De commissie heeft het in eerste aanleg mede als haar taak beschouwd het voorbereidend onderzoek te verrichten zoals bedoeld in artikel 130, eerste lid van het RvOI. Eerst op grond van een door de commissie geformuleerd voorstel zou de Kamer een besluit kunnen nemen over de instelling van een parlementaire enquête.

In het Kamerdebat van 15 maart 2011 is naar voren gekomen dat het voorbereidend onderzoek van de commissie ook een parlementair onderzoek kan betreffen, en niet slechts een parlementaire enquête. Dit is ook tot uitdrukking gebracht in de door de Voorzitter van de Kamer aan de commissie gegeven opdracht.6 Daarom heeft de commissie het ook als haar taak beschouwd haar voorbereidende onderzoek betrekking te laten hebben op een parlementair onderzoek.

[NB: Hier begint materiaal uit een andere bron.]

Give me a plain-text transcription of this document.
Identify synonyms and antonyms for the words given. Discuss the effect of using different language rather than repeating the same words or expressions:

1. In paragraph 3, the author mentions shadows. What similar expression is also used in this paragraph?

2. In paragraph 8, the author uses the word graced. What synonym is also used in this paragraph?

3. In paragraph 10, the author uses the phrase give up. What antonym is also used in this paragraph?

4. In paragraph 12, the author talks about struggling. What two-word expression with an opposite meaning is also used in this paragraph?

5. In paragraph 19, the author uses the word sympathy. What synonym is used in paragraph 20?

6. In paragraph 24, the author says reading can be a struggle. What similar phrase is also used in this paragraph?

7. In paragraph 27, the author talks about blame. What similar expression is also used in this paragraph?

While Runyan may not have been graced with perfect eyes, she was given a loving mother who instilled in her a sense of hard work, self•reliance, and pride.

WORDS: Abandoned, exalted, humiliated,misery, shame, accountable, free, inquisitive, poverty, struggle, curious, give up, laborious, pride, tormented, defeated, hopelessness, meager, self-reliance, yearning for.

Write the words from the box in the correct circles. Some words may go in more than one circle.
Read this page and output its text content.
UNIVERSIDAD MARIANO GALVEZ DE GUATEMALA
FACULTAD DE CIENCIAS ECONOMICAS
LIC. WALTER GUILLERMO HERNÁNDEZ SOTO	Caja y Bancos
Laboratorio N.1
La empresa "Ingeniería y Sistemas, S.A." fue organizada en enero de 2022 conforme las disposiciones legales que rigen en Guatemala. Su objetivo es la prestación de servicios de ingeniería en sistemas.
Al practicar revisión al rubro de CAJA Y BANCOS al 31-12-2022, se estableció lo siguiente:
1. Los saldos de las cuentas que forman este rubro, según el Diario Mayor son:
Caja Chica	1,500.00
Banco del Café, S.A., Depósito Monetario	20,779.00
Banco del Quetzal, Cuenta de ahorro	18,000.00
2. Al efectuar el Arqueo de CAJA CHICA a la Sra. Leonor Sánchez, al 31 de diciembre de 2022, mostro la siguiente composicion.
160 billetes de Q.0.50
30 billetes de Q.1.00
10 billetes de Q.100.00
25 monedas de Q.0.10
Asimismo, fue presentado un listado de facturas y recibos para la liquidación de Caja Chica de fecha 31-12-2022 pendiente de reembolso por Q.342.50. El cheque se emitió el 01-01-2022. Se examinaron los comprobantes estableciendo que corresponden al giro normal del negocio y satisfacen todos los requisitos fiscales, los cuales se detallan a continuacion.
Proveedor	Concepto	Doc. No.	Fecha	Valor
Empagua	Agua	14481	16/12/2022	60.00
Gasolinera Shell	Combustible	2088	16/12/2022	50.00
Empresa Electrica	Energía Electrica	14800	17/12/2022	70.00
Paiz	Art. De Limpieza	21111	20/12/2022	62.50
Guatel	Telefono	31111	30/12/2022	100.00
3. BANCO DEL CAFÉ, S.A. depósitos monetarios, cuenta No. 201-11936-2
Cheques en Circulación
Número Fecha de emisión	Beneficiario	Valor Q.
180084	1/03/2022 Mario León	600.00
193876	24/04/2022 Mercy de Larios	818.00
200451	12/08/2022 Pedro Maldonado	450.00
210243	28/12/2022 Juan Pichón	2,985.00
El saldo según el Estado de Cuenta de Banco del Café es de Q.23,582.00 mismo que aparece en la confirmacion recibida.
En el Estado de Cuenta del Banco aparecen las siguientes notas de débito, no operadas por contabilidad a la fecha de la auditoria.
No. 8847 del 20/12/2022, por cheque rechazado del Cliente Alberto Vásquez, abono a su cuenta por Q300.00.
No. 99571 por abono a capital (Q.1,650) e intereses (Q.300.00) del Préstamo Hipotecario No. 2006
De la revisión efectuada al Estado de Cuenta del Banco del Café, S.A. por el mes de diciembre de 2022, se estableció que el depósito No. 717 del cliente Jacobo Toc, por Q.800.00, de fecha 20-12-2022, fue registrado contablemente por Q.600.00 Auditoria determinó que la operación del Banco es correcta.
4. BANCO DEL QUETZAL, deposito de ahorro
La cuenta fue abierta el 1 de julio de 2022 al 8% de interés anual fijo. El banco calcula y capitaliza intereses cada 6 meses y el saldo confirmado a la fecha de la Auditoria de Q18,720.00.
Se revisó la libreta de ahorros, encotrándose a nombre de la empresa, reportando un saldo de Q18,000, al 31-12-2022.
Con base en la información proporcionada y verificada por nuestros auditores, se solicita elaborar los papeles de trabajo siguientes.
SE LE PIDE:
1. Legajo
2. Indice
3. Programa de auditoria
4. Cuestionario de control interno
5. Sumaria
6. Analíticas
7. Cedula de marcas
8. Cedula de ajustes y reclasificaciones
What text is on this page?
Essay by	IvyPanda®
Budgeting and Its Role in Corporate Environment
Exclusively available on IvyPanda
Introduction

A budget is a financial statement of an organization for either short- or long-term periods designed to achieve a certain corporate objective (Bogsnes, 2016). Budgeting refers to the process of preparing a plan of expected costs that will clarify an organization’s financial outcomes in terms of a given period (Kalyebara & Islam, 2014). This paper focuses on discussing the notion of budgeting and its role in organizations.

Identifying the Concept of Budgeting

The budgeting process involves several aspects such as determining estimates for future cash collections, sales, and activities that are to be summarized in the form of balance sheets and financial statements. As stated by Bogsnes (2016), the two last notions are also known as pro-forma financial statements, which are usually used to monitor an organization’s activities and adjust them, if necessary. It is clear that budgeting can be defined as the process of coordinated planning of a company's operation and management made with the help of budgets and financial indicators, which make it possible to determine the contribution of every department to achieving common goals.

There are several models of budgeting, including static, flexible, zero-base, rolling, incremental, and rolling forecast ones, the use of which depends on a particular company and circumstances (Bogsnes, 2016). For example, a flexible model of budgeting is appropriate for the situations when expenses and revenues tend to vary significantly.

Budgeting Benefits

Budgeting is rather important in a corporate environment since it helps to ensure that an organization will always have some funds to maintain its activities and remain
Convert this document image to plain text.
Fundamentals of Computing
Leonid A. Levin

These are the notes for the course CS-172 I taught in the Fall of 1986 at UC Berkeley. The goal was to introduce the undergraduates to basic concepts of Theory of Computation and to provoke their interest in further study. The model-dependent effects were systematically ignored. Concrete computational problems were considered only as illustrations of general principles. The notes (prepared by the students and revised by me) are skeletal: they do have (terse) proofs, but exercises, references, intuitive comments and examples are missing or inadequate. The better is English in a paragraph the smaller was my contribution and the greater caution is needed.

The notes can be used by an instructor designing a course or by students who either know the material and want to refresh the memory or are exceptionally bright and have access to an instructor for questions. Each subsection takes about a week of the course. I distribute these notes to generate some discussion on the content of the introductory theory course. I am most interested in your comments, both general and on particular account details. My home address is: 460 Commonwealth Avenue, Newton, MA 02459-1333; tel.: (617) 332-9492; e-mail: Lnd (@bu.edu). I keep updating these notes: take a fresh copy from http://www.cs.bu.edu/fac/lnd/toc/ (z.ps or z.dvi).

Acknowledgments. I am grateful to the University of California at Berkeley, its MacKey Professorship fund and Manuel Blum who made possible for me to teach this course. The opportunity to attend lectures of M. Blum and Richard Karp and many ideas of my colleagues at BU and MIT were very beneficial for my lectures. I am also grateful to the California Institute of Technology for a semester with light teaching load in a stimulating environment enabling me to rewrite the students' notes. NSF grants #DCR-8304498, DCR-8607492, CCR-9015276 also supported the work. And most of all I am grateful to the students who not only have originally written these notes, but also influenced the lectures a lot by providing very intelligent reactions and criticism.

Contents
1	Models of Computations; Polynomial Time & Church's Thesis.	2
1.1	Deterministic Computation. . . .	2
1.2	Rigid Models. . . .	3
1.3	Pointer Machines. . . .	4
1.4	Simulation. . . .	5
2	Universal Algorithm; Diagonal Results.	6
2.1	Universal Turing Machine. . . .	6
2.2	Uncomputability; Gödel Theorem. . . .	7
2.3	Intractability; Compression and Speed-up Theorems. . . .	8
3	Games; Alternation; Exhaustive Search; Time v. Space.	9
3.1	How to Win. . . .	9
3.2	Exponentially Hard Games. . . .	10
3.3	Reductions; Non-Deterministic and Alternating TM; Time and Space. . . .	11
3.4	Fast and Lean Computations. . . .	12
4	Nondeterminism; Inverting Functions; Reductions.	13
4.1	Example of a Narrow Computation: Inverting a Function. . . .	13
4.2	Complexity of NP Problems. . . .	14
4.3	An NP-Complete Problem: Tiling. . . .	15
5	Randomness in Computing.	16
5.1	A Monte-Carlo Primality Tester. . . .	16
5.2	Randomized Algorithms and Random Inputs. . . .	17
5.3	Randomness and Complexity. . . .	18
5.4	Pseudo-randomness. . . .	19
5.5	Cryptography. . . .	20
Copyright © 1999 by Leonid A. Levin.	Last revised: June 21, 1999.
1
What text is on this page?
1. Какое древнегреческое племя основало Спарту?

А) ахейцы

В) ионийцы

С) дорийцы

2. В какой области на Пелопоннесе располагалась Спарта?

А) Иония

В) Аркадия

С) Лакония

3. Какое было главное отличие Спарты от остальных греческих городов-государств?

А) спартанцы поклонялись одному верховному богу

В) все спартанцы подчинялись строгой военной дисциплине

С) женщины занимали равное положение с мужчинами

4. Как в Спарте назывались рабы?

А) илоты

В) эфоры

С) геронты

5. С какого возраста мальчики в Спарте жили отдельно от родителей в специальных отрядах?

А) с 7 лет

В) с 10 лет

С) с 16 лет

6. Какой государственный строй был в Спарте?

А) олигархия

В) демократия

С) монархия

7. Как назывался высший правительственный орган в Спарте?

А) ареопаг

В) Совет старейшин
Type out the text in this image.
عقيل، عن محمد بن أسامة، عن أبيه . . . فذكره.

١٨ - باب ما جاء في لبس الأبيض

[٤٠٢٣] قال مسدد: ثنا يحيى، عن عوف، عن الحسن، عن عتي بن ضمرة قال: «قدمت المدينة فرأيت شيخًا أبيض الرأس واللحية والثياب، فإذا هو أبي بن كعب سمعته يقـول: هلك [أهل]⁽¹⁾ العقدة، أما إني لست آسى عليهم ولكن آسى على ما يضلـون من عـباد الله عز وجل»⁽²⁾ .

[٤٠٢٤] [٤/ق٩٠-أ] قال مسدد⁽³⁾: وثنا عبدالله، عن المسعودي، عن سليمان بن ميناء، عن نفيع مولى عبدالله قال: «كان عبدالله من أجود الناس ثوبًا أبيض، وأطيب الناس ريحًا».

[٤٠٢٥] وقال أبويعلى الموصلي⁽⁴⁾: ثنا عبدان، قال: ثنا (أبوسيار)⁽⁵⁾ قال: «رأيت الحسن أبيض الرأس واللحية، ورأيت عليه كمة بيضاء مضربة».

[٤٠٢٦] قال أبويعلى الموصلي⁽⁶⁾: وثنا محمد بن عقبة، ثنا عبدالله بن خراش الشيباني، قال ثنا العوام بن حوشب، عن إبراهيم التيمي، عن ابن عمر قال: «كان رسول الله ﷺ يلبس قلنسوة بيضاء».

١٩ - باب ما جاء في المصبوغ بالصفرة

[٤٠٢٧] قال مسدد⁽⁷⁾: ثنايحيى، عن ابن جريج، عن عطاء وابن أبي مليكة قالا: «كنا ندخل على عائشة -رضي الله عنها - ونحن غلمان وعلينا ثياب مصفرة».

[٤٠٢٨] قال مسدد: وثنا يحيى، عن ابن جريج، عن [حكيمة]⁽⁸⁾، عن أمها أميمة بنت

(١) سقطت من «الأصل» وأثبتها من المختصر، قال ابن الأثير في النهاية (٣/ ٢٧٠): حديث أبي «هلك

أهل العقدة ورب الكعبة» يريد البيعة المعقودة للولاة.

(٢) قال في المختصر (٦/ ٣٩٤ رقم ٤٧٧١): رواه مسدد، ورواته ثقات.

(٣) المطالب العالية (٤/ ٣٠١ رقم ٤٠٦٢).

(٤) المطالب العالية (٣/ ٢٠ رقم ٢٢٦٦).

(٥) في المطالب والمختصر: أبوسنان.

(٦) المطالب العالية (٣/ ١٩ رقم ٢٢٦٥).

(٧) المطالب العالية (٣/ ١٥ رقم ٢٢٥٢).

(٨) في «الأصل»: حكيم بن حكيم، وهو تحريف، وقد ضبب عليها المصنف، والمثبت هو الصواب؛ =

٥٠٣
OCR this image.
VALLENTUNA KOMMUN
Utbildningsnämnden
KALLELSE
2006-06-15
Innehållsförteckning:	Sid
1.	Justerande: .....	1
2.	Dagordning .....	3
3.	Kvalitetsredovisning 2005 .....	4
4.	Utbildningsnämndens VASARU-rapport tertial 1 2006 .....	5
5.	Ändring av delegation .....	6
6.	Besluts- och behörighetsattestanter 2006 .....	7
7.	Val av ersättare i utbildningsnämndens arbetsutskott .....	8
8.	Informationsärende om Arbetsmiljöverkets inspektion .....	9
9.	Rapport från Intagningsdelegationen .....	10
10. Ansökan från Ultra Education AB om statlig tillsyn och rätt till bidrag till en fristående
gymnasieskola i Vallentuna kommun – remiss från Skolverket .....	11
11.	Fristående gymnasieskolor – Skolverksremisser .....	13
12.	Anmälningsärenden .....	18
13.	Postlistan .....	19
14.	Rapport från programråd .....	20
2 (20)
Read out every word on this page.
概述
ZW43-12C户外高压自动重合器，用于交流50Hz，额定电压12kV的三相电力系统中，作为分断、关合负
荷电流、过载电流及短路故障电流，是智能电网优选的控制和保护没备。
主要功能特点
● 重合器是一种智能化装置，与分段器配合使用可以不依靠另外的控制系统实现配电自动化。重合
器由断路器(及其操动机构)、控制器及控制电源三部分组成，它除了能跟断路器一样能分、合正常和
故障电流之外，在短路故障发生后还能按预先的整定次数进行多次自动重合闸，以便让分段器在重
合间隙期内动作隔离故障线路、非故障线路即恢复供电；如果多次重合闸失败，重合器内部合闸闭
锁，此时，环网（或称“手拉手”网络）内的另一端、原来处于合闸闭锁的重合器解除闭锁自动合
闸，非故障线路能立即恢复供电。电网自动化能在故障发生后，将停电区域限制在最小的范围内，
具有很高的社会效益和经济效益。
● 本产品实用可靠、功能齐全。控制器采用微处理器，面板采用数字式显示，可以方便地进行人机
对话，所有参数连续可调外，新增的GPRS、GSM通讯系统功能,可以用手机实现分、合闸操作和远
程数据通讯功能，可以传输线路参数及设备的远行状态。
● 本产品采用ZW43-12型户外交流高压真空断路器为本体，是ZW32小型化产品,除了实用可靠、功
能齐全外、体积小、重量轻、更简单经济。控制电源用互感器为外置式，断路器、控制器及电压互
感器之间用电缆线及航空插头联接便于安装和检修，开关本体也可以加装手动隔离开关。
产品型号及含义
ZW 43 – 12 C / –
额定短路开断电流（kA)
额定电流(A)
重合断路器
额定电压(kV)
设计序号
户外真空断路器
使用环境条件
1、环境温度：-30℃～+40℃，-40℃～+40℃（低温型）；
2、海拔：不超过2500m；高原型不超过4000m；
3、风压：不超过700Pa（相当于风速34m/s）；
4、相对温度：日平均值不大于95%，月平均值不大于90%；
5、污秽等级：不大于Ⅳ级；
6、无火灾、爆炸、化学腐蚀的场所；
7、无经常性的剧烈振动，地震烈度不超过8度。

7. Uitvoering van het onderzoek

In het licht van de in het vorige hoofdstuk besproken interpretatie van de motie-Schuurman c.s. heeft de commissie het als haar taak opgevat de Kamer voorstellen te doen over de vorm van het te verrichten onderzoek. De optie dat het onderzoek de vorm aanneemt van een parlementaire enquête in de zin van de WPE 2008 is daarbij, gelet op de overwegingen van de motie-Schuurman c.s., uitdrukkelijk bezien. De commissie heeft zich in haar voorstellen ten aanzien van het onderzoeksinstrumentarium bovenal willen baseren op de probleemstelling, de reikwijdte en de opzet van het onderzoek. Deze bepalen namelijk welke vorm van parlementair onderzoek het meest aangewezen is en of de instrumenten van de parlementaire enquête, zoals gespecificeerd in de WPE 2008, daarbij onontbeerlijk zijn.

7.1. Juridische grondslag

De commissie is van oordeel dat uit de vraagstellingen van het onderzoek en de opzet ervan niet bij voorbaat voortvloeit dat de zware instrumenten van de parlementaire enquête, zoals het horen onder ede, noodzakelijkerwijs moeten worden gehanteerd. Naar de visie van de commissie kan in eerste aanleg worden volstaan met onderzoeksmethoden die in een parlementair onderzoek gebruikelijk zijn, zoals onafhankelijk wetenschappelijk onderzoek, bronnenstudie en het horen van betrokkenen. De commissie is tot de conclusie gekomen dat een parlementair onderzoek kan worden ingesteld naar de hiervoor geformuleerde vragen.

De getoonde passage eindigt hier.